Then all night long, though my dreams themselves were not scary, this feeling of terror kept creeping back over me. I couldn't sleep with my back to the door. Each time I got up to let the cat in or out I felt all the hairs on my body stand on end. I know it sounds incredibly therapized, but I think this is the banished terror of my childhood. Once upon a time I was the world's biggest scaredy cat. Truly. EVERYTHING scared me. And my friends knew how to take advantage of this when I stayed at their house. They played "the shack of horror" with me. They made me ride the "ghost train." I remember being so terrified of a haunted house my father took me to as a child that he had to spend an hour promising he'd never take me to such a thing again. And let's not even talk about the week of lost sleep for both my mother and I when my hippie babysitter Cinnamon took me to see "Fright Night" without permission.

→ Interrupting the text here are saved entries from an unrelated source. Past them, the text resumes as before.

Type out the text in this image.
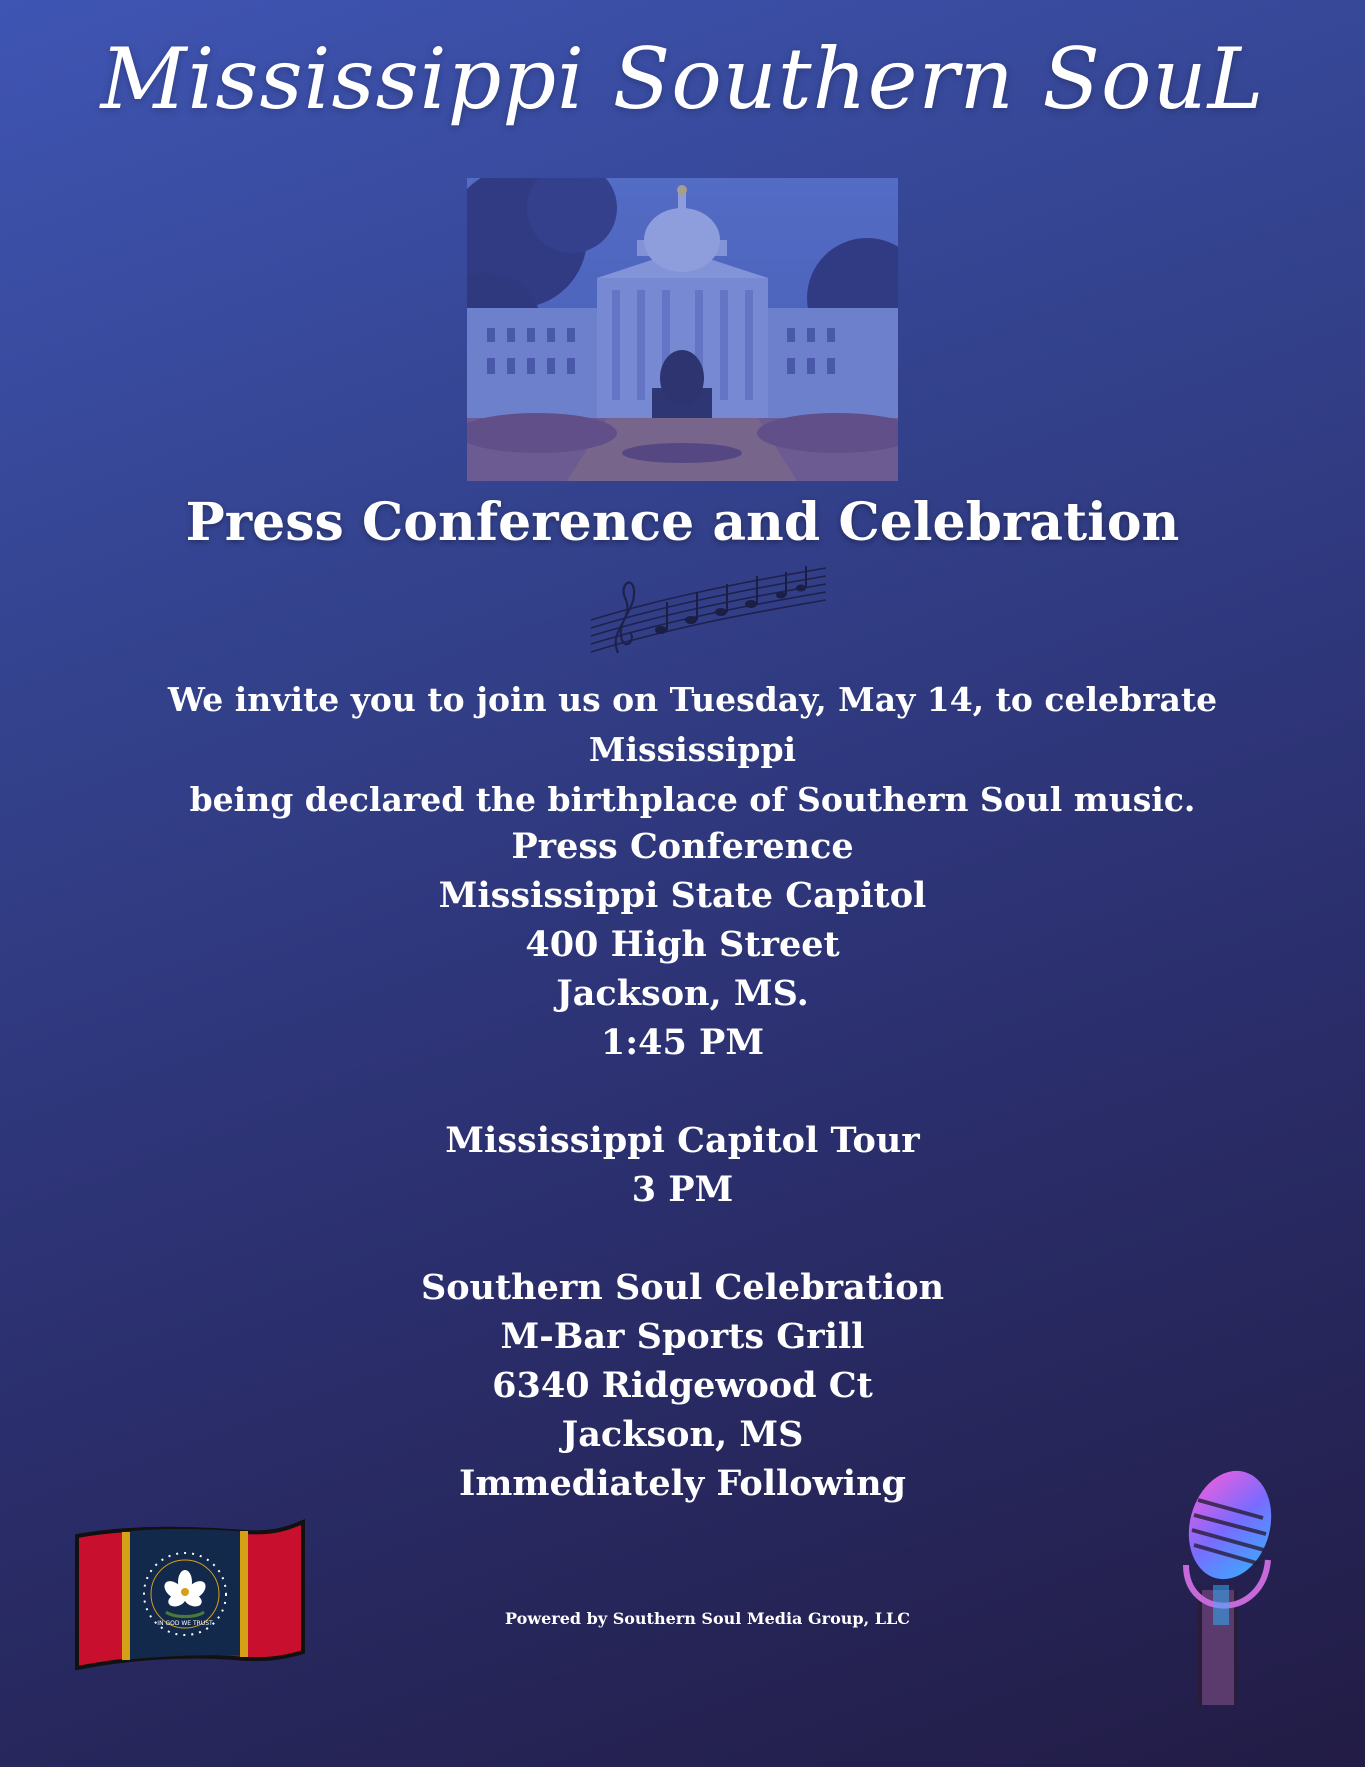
Mississippi Southern SouL
Press Conference and Celebration
We invite you to join us on Tuesday, May 14, to celebrate Mississippi
being declared the birthplace of Southern Soul music.
Press Conference
Mississippi State Capitol
400 High Street
Jackson, MS.
1:45 PM
Mississippi Capitol Tour
3 PM
Southern Soul Celebration
M-Bar Sports Grill
6340 Ridgewood Ct
Jackson, MS
Immediately Following
IN GOD WE TRUST	Powered by Southern Soul Media Group, LLC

But, after a certain point I got over the brunt of the fear so that the dark and strange sounds and other things that go creep or bump or scratch in the night did not terrify me. But I think a little pocket of it just crept back in while I was sick. And once you let in one terrifying thought, it's hard to hold out the rest. I started thinking of that movie The MothMan Prophecies...God that movie messed me up! That scene where the phone rings, and you know it's his dead wife, and he desperately wants to answer it...or the scene where he goes to that guy's house who claims he keeps showing up each night, and one day finds him dead in his backyard. Yikes! And that horrible remake of Frankenstein with Deniro and Helena Bonham Carter...the scene where her head is sewn onto the other woman's body...oh the images! So I didn't sleep very well last night to say the least.

But I am okay today. I really am. The demons seem to have fled. I feel almost normal, my creativity has returned. I have written 40 new pages of my novel since coming home!! Yes, many of them will need savage re-writing, but I am very pleased with myself. I may have shirked other more financially-sure projects, but I am finishing this novel! I totally can see the end, and...AND...one of my characters just revealed a most surprising detail to me today as I wrote. I did not know this about her...but it made perfect sense as soon as the words came out of her lips. The most unlikely of my characters had an unconsummated love affair that tortures her almost as much as her big secret, which I cannot reveal here.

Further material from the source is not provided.